Think about how many times you’ve heard someone say they’ll “figure retirement out later.” It’s a common mindset, but waiting means leaning on strategies that may not hold up. Dave Ramsey has built a career showing people the traps hidden in those plans. What follows is a look at the things he says shouldn’t be part of a retirement safety net, and why they may not deliver as expected.
Your Social Security

The stark mathematics tell a concerning story: a $70,000 salary before retirement translates to just $28,000 in Social Security benefits, since the program replaces about 40% of earnings. The trust fund could run dry by 2034. Cost-of-living adjustments trail behind rising healthcare and housing expenses, which weaken reliability.
Always-High Stock Market Returns

Ramsey’s market views grew from watching the S&P 500’s 10% historical average to realizing the deeper unpredictability beneath the numbers. This shift shaped his central belief: investors cannot time markets. Instead, diversified mutual funds serve as protection against global shocks and downturns that derail retirement security.
Your House

Real estate markets are unpredictable. Dave Ramsey warns that this approach may leave retirees short on money and possibly without stable housing. Prices can drop suddenly, and long selling times with high costs eat into returns. That’s why it’s risky to rely on a home as a retirement plan.
401(k) Retirement Savings Plan

When you crunch the retirement numbers, Dave Ramsey’s 15% savings target shows why a solo 401(k) can’t fully cover the need. Annual contribution caps create limits on growth. Add market volatility and restricted investment choices, and it becomes clear these accounts can’t shoulder the entire burden.
Employer Pension Plans

Many workers view their employer pension plans as an ironclad promise of retirement security, but this comforting assumption masks a fragile reality. Companies retain the power to freeze or completely terminate pension benefits, particularly during financial hardship.
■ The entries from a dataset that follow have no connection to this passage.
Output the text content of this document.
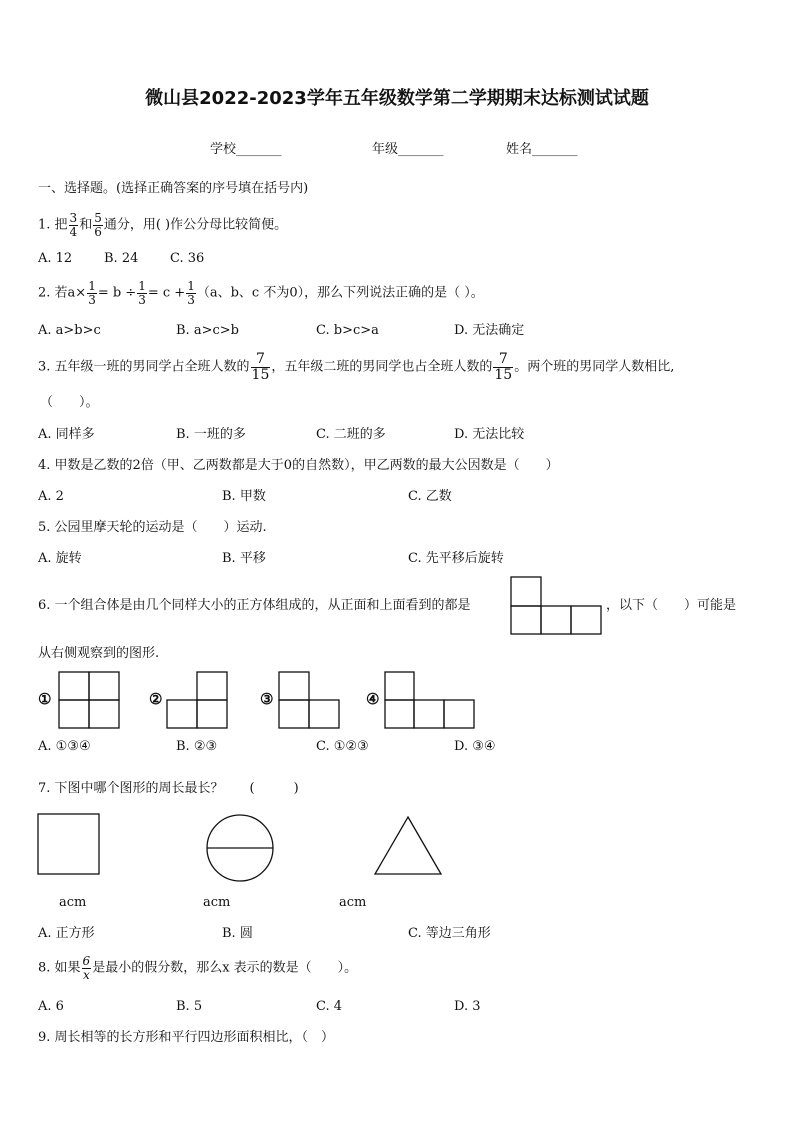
微山县2022-2023学年五年级数学第二学期期末达标测试试题
学校_______	年级_______	姓名_______
一、选择题。(选择正确答案的序号填在括号内)
1. 把 $\frac{3}{4}$ 和 $\frac{5}{6}$ 通分，用( )作公分母比较简便。
A. 12 B. 24 C. 36
2. 若$a\times \frac{1}{3} = b \div \frac{1}{3} = c + \frac{1}{3} (a$、b、c 不为0），那么下列说法正确的是（ ）。
A. a>b>c	B. a>c>b	C. b>c>a	D. 无法确定
3. 五年级一班的男同学占全班人数的 $\frac{7}{15}$ ，五年级二班的男同学也占全班人数的 $\frac{7}{15}$ 。两个班的男同学人数相比,
（　　）。
A. 同样多	B. 一班的多	C. 二班的多	D. 无法比较
4. 甲数是乙数的2倍（甲、乙两数都是大于0的自然数），甲乙两数的最大公因数是（　　）
A. 2	B. 甲数	C. 乙数
5. 公园里摩天轮的运动是（　　）运动.
A. 旋转	B. 平移	C. 先平移后旋转
6. 一个组合体是由几个同样大小的正方体组成的，从正面和上面看到的都是	，以下（　　）可能是
从右侧观察到的图形.
①	②	③	④
A. ①③④	B. ②③	C. ①②③	D. ③④
7. 下图中哪个图形的周长最长？　　(　　　)
acm	acm	acm
A. 正方形	B. 圆	C. 等边三角形
8. 如果 $\frac{6}{x}$ 是最小的假分数，那么x 表示的数是（　　）。
A. 6	B. 5	C. 4	D. 3
9. 周长相等的长方形和平行四边形面积相比，（　）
Moreover, government protection through the PBGC offers only limited safeguards.
Salary Raise/Career Growth

Sure, that regular bump in your paycheck feels great, with typical raises running 3–4% annually. Yet the truth is, rising prices steadily erode those increases, leaving less real progress behind each year. Ramsey emphasizes that this financial tug-of-war makes counting on endless raises a shaky retirement strategy.
Medicare Or Medicaid

Although Social Security’s cost-of-living adjustments aim to preserve buying power, they rarely keep pace with healthcare inflation. Medicare premiums and rising out-of-pocket costs widen this gap further. The personal finance advisor cautions that these pressures can strain retirement budgets and quickly drain even significant savings when unexpected health issues emerge.
Government Bailouts Or Subsidies

Ramsey stresses that relying on government assistance for retirement is risky, as these programs are proving less dependable over time. They are facing funding pressures and political uncertainty. Broad bailouts and subsidies also add little security, leaving retirees without reliable long-term protection.
Inheritance

Many Americans quietly bank on a future inheritance to fund retirement, but this assumption rarely holds up. Research by The Williams Group found that about 70% of wealth disappears by the second generation and 90% by the third. An inheritance can be unpredictable, with disagreements, legal complications, and sudden costs.
Midlife Savings

Consider two retirement paths: those who start early enjoy the quiet momentum of compound interest, turning modest monthly investments into substantial wealth, while procrastinators face an increasingly burdensome catch-up requiring far larger contributions. This fundamental choice determines whether retirement planning unfolds with strategic flexibility or mounting pressure to reach seven-figure goals.